Hormesis Effect of Trace Metals on Cultured Normal and Immortal Human Mammary Cells
Frank A. Barile, Department of Pharmaceutical Sciences, College of Pharmacy and Allied Health Professions
R. Konsoula, Graduate Student
C.M. Schmidt, C.N. Cheng, and A. Marino, Undergraduate Students
Abstract
An in vitro study was conducted to determine the effects of variable concentrations of trace metals on human cultured mammary cells. Monolayers of human mortal (MCF-12A) and immortal (MDA-MB231) mammary epithelial cells were incubated in the absence or presence of increasing concentrations of arsenic (As), mercury (Hg) and copper (Cu) for 24-h, 72-h, 4-d, and 7-d. The MTT assay was used to assess viability. Monolayers were also labeled with rhodamine-110 (R-6501), Sytox green®, and Celltiter blue™ fluorescent dyes as indicators for intracellular esterase activity, nucleic acid staining, and cell reduction/viability, respectively.
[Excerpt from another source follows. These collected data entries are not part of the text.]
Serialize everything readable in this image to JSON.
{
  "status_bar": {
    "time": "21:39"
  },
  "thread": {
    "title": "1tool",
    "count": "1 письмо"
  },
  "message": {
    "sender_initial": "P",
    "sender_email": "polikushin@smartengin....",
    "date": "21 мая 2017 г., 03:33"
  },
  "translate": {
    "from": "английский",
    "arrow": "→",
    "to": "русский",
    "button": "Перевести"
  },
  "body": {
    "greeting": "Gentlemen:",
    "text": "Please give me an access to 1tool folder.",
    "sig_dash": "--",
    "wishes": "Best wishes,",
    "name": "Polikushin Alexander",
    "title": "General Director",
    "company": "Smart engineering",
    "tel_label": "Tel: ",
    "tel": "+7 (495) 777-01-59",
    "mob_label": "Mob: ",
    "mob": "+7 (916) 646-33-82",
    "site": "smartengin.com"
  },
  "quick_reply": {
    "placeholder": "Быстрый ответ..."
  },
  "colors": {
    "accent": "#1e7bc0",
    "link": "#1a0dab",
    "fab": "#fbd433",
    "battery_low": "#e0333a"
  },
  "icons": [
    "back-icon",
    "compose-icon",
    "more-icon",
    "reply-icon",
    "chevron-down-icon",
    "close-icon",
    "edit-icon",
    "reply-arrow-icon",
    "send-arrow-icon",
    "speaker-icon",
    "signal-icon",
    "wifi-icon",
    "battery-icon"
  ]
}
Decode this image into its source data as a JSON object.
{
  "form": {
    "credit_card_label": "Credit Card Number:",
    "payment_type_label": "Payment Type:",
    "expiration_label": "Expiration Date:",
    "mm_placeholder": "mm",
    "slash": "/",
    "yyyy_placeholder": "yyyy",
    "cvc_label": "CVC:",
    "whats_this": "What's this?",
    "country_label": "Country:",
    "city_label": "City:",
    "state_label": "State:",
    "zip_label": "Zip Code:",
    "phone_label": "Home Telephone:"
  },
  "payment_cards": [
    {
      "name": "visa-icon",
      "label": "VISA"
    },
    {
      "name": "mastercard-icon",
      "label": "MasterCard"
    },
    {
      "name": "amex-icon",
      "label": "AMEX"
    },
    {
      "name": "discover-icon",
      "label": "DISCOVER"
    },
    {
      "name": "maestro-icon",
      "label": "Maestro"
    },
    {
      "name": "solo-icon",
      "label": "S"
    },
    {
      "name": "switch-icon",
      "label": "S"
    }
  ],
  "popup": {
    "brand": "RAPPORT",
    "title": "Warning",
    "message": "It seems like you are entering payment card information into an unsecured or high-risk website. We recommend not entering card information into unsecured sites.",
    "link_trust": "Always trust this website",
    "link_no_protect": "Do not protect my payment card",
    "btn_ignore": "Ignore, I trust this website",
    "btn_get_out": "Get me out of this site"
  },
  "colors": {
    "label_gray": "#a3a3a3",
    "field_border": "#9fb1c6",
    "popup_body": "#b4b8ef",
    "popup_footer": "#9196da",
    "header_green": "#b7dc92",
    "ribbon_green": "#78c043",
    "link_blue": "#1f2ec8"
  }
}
The data suggest that there is a consistent protective and/or stimulating effect of metals at the lowest concentrations in MCF-12A cells that is not observed in immortal MDA-MB231 cells. In fact, cell viability of MCF-12A cells is stimulated by otherwise equivalent inhibitory concentrations of As, Cu, and Hg on MDA-MB231 cells at 24-h. Whereas As and Hg suppress proliferation and viability in both cell lines after 4-d and 7-d of exposure, Cu enhances cell proliferation and viability of MCF-12A cells. MDA-MB231, however, recover better after 4-days of toxic insult. The study demonstrates that a hormesis effect from trace metals is detectable in cultured mammary cells. In addition, sensitivity of mammary cells to lower concentrations of Cu, a biologically important trace metal, may play an important role in controlling cellular processes and proliferation. (Supported by NIH/NIEHS/AREA R15 ES012170-01).